Levine conducted the Mozart and I wasn't paying much attention to what he was doing at first—and didn't even know he was in the pit—I must confess—until I heard the record skip several times. Looking down—I saw, yeah, that's him—and realized that the orchestra was having a bit of a problem following him. However, they seemed to get their act together as the night wore on. The singers did not seem to not have much of a problem. They went. He followed.

The tenor Matthew Polezani sang like a god, and a young soprano by the name of Nadine Sierra (she's 28) made quite an impression. Gorgeous voice. 

I came home happy to having gotten out of the news cycle. 

Musicke for while let all our hearts beguile.


Saturday, February 11, 2017

Yoga Man


Now that I am racing towards 60 (time does seem to quicken as one gets older), I look back on these photos taken when I was 50-51 with admiration for what I accomplished within 7 months: I got really, really, fit. More fit that I had ever been in my entire life. What was I doing? Going to yoga class twice a week, not drinking a drop of alcohol (my, but it slows down the metabolism), and taking a nifty drug called Klonopin—a benzodiazepine originally used to treat seizures in epileptics then found to help those with tinnitus. My own onset came suddenly when I was 49 when I woke in the middle of the night to the sound of bells crashing and banging, and the roar of a jet engine. 

"Sometimes, drugs are the only game in town!" is how my doc put it when I went to see him about 6 months after my onset, suicidal with a lack of sleep. But don't you know: the drug saved my life by providing me with a window of recovery, which I began by going to class.

I've stayed fit by continuing a yoga practice, and have also taken up rowing, which I do about 5 times a week for 30 minutes at a stretch. 

I've also learned to live with tinnitus. For that, I had to change my brain, a process that I wrote about on my blog VoiceTalk.

I am proud of that guy. 

Friday, February 10, 2017

Tea & William Morris


With the arrogance of youth, I determined to do no less than to transform the world with Beauty. If I have succeeded in some small way, if only in one small corner of the world, amongst the men and women I love, then I shall count myself blessed, and blessed, and blessed, and the work goes on. 
—As quoted in William Morris & Red House (2005) by Jan Marsh, p. 65.

Sunday, February 5, 2017

At Home


The title recalls the term Victorians used for a concert at one's residence, though a performance wasn't involved here.

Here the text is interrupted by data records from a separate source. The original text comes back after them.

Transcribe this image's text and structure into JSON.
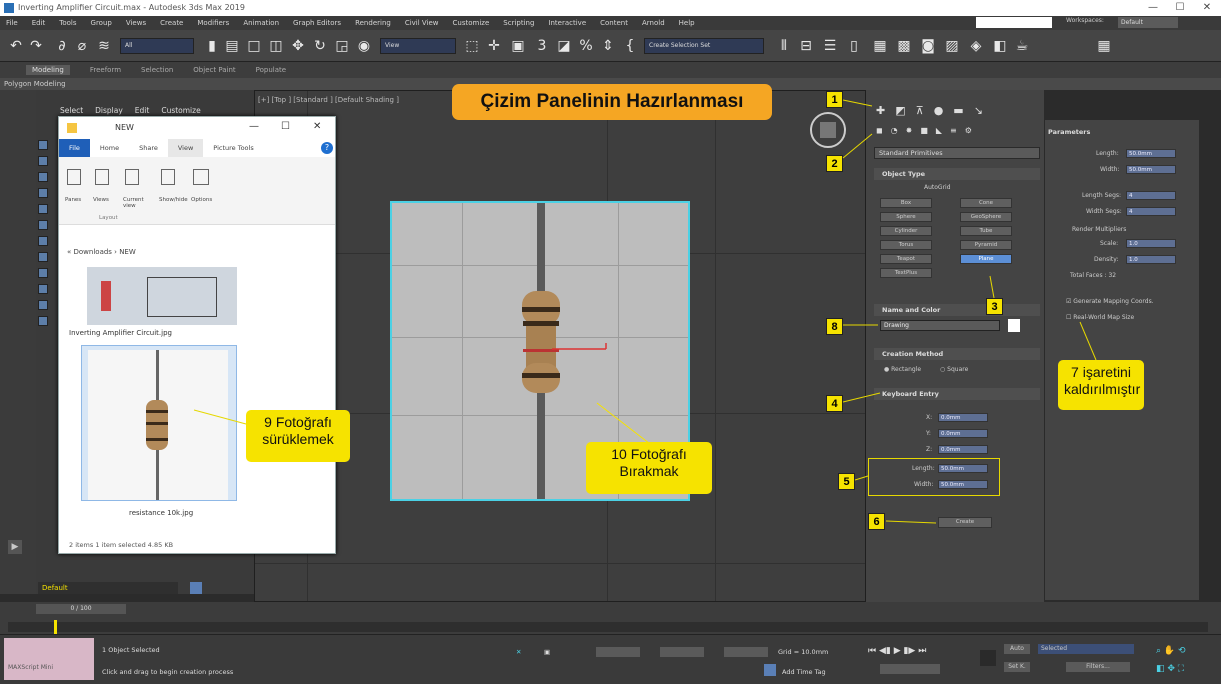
{
  "window": {
    "title": "Inverting Amplifier Circuit.max - Autodesk 3ds Max 2019",
    "min": "—",
    "max": "☐",
    "close": "✕"
  },
  "menubar": [
    "File",
    "Edit",
    "Tools",
    "Group",
    "Views",
    "Create",
    "Modifiers",
    "Animation",
    "Graph Editors",
    "Rendering",
    "Civil View",
    "Customize",
    "Scripting",
    "Interactive",
    "Content",
    "Arnold",
    "Help"
  ],
  "workspace": {
    "label": "Workspaces:",
    "value": "Default"
  },
  "toolbar": {
    "filter": "All",
    "view": "View",
    "selection_set": "Create Selection Set"
  },
  "ribbon": {
    "tabs": [
      "Modeling",
      "Freeform",
      "Selection",
      "Object Paint",
      "Populate"
    ],
    "sub": "Polygon Modeling"
  },
  "scene_explorer": {
    "menu": [
      "Select",
      "Display",
      "Edit",
      "Customize"
    ],
    "layer": "Default"
  },
  "viewport": {
    "label": "[+] [Top ] [Standard ] [Default Shading ]"
  },
  "explorer": {
    "title": "NEW",
    "tabs": [
      "File",
      "Home",
      "Share",
      "View",
      "Picture Tools"
    ],
    "ribbon_items": [
      "Panes",
      "Views",
      "Current view",
      "Show/hide",
      "Options"
    ],
    "ribbon_group": "Layout",
    "address": "« Downloads › NEW",
    "file1": "Inverting Amplifier Circuit.jpg",
    "file2": "resistance 10k.jpg",
    "status": "2 items   1 item selected  4.85 KB"
  },
  "annotations": {
    "title": "Çizim Panelinin Hazırlanması",
    "n1": "1",
    "n2": "2",
    "n3": "3",
    "n4": "4",
    "n5": "5",
    "n6": "6",
    "n8": "8",
    "c7": "7 işaretini kaldırılmıştır",
    "c9": "9 Fotoğrafı sürüklemek",
    "c10": "10 Fotoğrafı Bırakmak"
  },
  "command_panel": {
    "dropdown": "Standard Primitives",
    "object_type": "Object Type",
    "autogrid": "AutoGrid",
    "buttons": [
      "Box",
      "Cone",
      "Sphere",
      "GeoSphere",
      "Cylinder",
      "Tube",
      "Torus",
      "Pyramid",
      "Teapot",
      "Plane",
      "TextPlus"
    ],
    "selected": "Plane",
    "name_color": "Name and Color",
    "name_value": "Drawing",
    "creation": "Creation Method",
    "rect": "Rectangle",
    "square": "Square",
    "keyboard": "Keyboard Entry",
    "x": "X:",
    "x_v": "0.0mm",
    "y": "Y:",
    "y_v": "0.0mm",
    "z": "Z:",
    "z_v": "0.0mm",
    "length": "Length:",
    "length_v": "50.0mm",
    "width": "Width:",
    "width_v": "50.0mm",
    "create": "Create"
  },
  "parameters": {
    "title": "Parameters",
    "length": "Length:",
    "length_v": "50.0mm",
    "width": "Width:",
    "width_v": "50.0mm",
    "lsegs": "Length Segs:",
    "lsegs_v": "4",
    "wsegs": "Width Segs:",
    "wsegs_v": "4",
    "render_mult": "Render Multipliers",
    "scale": "Scale:",
    "scale_v": "1.0",
    "density": "Density:",
    "density_v": "1.0",
    "faces": "Total Faces : 32",
    "gen_map": "Generate Mapping Coords.",
    "real_world": "Real-World Map Size"
  },
  "timeline": {
    "slider": "0 / 100"
  },
  "status": {
    "selected": "1 Object Selected",
    "hint": "Click and drag to begin creation process",
    "grid": "Grid = 10.0mm",
    "add_time_tag": "Add Time Tag",
    "maxscript": "MAXScript Mini",
    "auto": "Auto",
    "selected_dd": "Selected",
    "set_k": "Set K.",
    "filters": "Filters..."
  },
  "colors": {
    "accent": "#f6e300",
    "title_callout": "#f5a623",
    "highlight": "#4bd1e5"
  }
}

The room is a working studio, where I teach the fine art of singing. It's also a living room. 


This Sunday evening, there was no watching of football. Rather, we streamed an episode of Poirot while having dinner, which consisted of a salad with chicken provencal—a recipe right out of the NYTimes. That and a lovely bottle of Bordeaux did nicely. 

The ebony handled serving pieces are mismatched, and were sourced from Ebay, while the Gothic candlestick (minus the crystals which my father gave me) was found bent and battered at the now defunct Antique Garage on 25th Street. They ripped the building down unfortunately—the only remaining remnant of a once thriving flea market. I hear that there is one over near the Lincoln Tunnel, but haven't ventured to it since my mind is on other things—and the frames I acquired before the garaged closed have yet to be hung. Speaking of which: I am actively working on a huge mirror for the mantel. Long time coming, I hope to have it up soon.